10/10
Tour-de-force
10 June 2008
At this date so far from the event, if some young person asked me what movie they could watch which would give them the essence of the Holocaust, this is the movie I would recommend.

I watched it because Jeanne Moreau was listed in the credits and she is worth the price of admission on any movie. She didn't disappoint.

The Holocaust theme was played perfectly. It starts off with the lecturer sketching out the event for those never exposed to it, having her field a mix of serious and stupid questions, and introducing the sole Jewish girl in the class, Daisy, obviously assimilated.

Her emotional attachment is with her grandmother, a Holocaust survivor Nana, played by Moreau, and the parents are never introduced; they would have just been clutter. Nana told her stories which conveyed the feeling of one having lived through the Holocaust and they affected Daisy psychologically to the point where she had nightmares. Why would she tell the girl such stories? Don't look for a rational explanation. She is a Holocaust survivor. If you think Nana should have had better sense relate this to The Pawnbroker starring Rod Steiger.

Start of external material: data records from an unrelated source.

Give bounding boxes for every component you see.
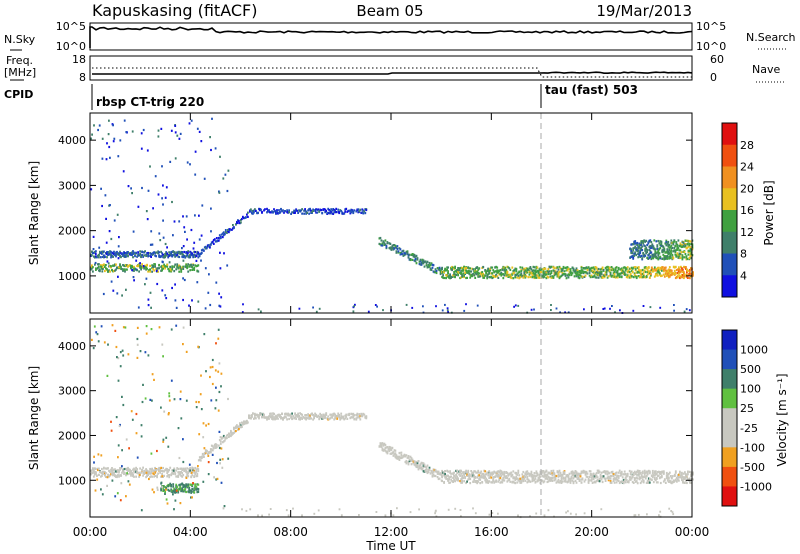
velocity-colorbar-tick: 25 — [740, 402, 754, 415]
power-range-tick-label: 4000 — [58, 134, 86, 147]
velocity-range-tick-label: 1000 — [58, 474, 86, 487]
time-tick-label: 20:00 — [574, 525, 609, 539]
power-range-tick-label: 1000 — [58, 270, 86, 283]
noise-tick-top-left: 10^5 — [56, 20, 86, 33]
velocity-colorbar-segment — [722, 349, 737, 370]
power-colorbar-tick: 28 — [740, 139, 754, 152]
velocity-colorbar-segment — [722, 330, 737, 351]
time-tick-label: 04:00 — [173, 525, 208, 539]
noise-trace — [89, 26, 693, 48]
power-colorbar-segment — [722, 166, 737, 189]
power-panel: 1000 2000 3000 4000 Slant Range [km] — [27, 112, 694, 314]
velocity-panel: 1000 2000 3000 4000 Slant Range [km] — [27, 318, 694, 519]
power-range-tick-label: 2000 — [58, 225, 86, 238]
freq-tick-bottom-right: 0 — [710, 71, 717, 84]
time-tick-label: 16:00 — [474, 525, 509, 539]
cpid-row: CPID rbsp CT-trig 220 tau (fast) 503 — [4, 83, 638, 110]
power-range-axis-label: Slant Range [km] — [27, 161, 41, 265]
frequency-trace — [92, 71, 693, 75]
power-colorbar-tick: 12 — [740, 226, 754, 239]
time-tick-label: 12:00 — [374, 525, 409, 539]
time-axis: 00:00 04:00 08:00 12:00 16:00 20:00 00:00 — [73, 113, 710, 539]
freq-tick-bottom-left: 8 — [79, 71, 86, 84]
velocity-colorbar-tick: -25 — [740, 422, 758, 435]
power-colorbar-segment — [722, 188, 737, 211]
power-colorbar: 4 8 12 16 20 24 28 — [721, 122, 754, 298]
velocity-colorbar-segment — [722, 369, 737, 390]
power-colorbar-label: Power [dB] — [762, 180, 776, 245]
power-range-tick-label: 3000 — [58, 179, 86, 192]
time-axis-label: Time UT — [365, 539, 416, 553]
station-title: Kapuskasing (fitACF) — [92, 1, 257, 20]
velocity-colorbar-tick: -100 — [740, 441, 765, 454]
nave-trace — [92, 67, 692, 78]
noise-tick-bottom-left: 10^0 — [56, 40, 86, 53]
power-colorbar-segment — [722, 231, 737, 254]
velocity-scatter — [90, 324, 694, 519]
velocity-colorbar-label: Velocity [m s⁻¹] — [775, 373, 789, 466]
power-colorbar-segment — [722, 123, 737, 146]
velocity-range-tick-label: 4000 — [58, 340, 86, 353]
velocity-colorbar-segment — [722, 408, 737, 429]
noise-tick-bottom-right: 10^0 — [696, 40, 726, 53]
time-tick-label: 08:00 — [273, 525, 308, 539]
freq-label-line2: [MHz] — [4, 66, 36, 79]
power-colorbar-segment — [722, 210, 737, 233]
power-colorbar-segment — [722, 253, 737, 276]
velocity-colorbar-segment — [722, 427, 737, 448]
noise-panel: N.Sky 10^5 10^0 10^5 10^0 N.Search — [4, 20, 796, 53]
velocity-colorbar-segment — [722, 486, 737, 507]
velocity-colorbar: -1000 -500 -100 -25 25 100 500 1000 — [721, 329, 772, 507]
velocity-colorbar-segment — [722, 466, 737, 487]
velocity-colorbar-tick: -1000 — [740, 480, 772, 493]
velocity-colorbar-tick: 1000 — [740, 344, 768, 357]
noise-tick-top-right: 10^5 — [696, 20, 726, 33]
power-colorbar-tick: 4 — [740, 269, 747, 282]
nsearch-label: N.Search — [746, 31, 796, 44]
power-colorbar-segment — [722, 144, 737, 167]
power-colorbar-segment — [722, 275, 737, 298]
freq-tick-top-right: 60 — [710, 53, 724, 66]
date-title: 19/Mar/2013 — [596, 2, 692, 20]
power-colorbar-tick: 16 — [740, 204, 754, 217]
beam-title: Beam 05 — [356, 2, 423, 20]
velocity-colorbar-segment — [722, 447, 737, 468]
velocity-colorbar-tick: 500 — [740, 363, 761, 376]
velocity-range-axis-label: Slant Range [km] — [27, 366, 41, 470]
velocity-colorbar-tick: 100 — [740, 383, 761, 396]
cpid-label: CPID — [4, 88, 33, 101]
velocity-colorbar-tick: -500 — [740, 461, 765, 474]
freq-tick-top-left: 18 — [72, 53, 86, 66]
nave-label: Nave — [752, 63, 780, 76]
cpid-segment-2: tau (fast) 503 — [545, 83, 638, 97]
power-colorbar-tick: 20 — [740, 182, 754, 195]
power-colorbar-tick: 8 — [740, 248, 747, 261]
nsky-label: N.Sky — [4, 33, 36, 46]
power-scatter — [90, 117, 694, 314]
cpid-segment-1: rbsp CT-trig 220 — [96, 95, 204, 109]
freq-label-line1: Freq. — [6, 54, 33, 67]
velocity-range-tick-label: 3000 — [58, 385, 86, 398]
time-tick-label: 00:00 — [73, 525, 108, 539]
time-tick-label: 00:00 — [675, 525, 710, 539]
power-colorbar-tick: 24 — [740, 161, 754, 174]
frequency-panel: Freq. [MHz] 18 8 60 0 Nave — [4, 53, 786, 84]
velocity-colorbar-segment — [722, 388, 737, 409]
velocity-range-tick-label: 2000 — [58, 429, 86, 442]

Perhaps 50 per cent of Jews in the fourth and fifth generations in America, certainly of the upper classes, have no feeling of being different from anyone else, which is a healthy and normal state of affairs, but anti-Semitism is still out there, and Daisy was touched by it in the locker scene. This was the result of these students having had the Holocaust shoved down their throat by that lecture and that's what some got out of it.

Her boyfriend Ethan did not dump her because she was Jewish, that is never stated explicitly, but she was too strange for him. It looked like this would be a case of opposites attract, but he was too shallow for her, and too immature. She was a prolific reader, an introvert, and possessed of a developing Jewish consciousness, which she got not from her parents, but it sprung on her from the relationship with her grandmother and the grandmother's tragic life. Daisy knew this influence had something to do with her losing Ethan and that's why she blurted out that she hated her grandmother at one point.

The utter evil of the Holocaust is conveyed in the scene where the Nazi takes the two little girls. For what purpose, we need not even guess. Two among 1,500,000 million children who met horrible endings.

Cinema has never really solved the problem of how to show life in the camps. The people were much too thin and too sick with a multitude of ailments and injuries, walking corpses, the milieu a babel of languages, and none of this can be portrayed by mere actors and actresses. We are left with the written word if you are looking for realism. Given the extreme restrictions anyone attempting a Holocaust theme faces who wishes to tell this story in a movie, this was a tour-de-force.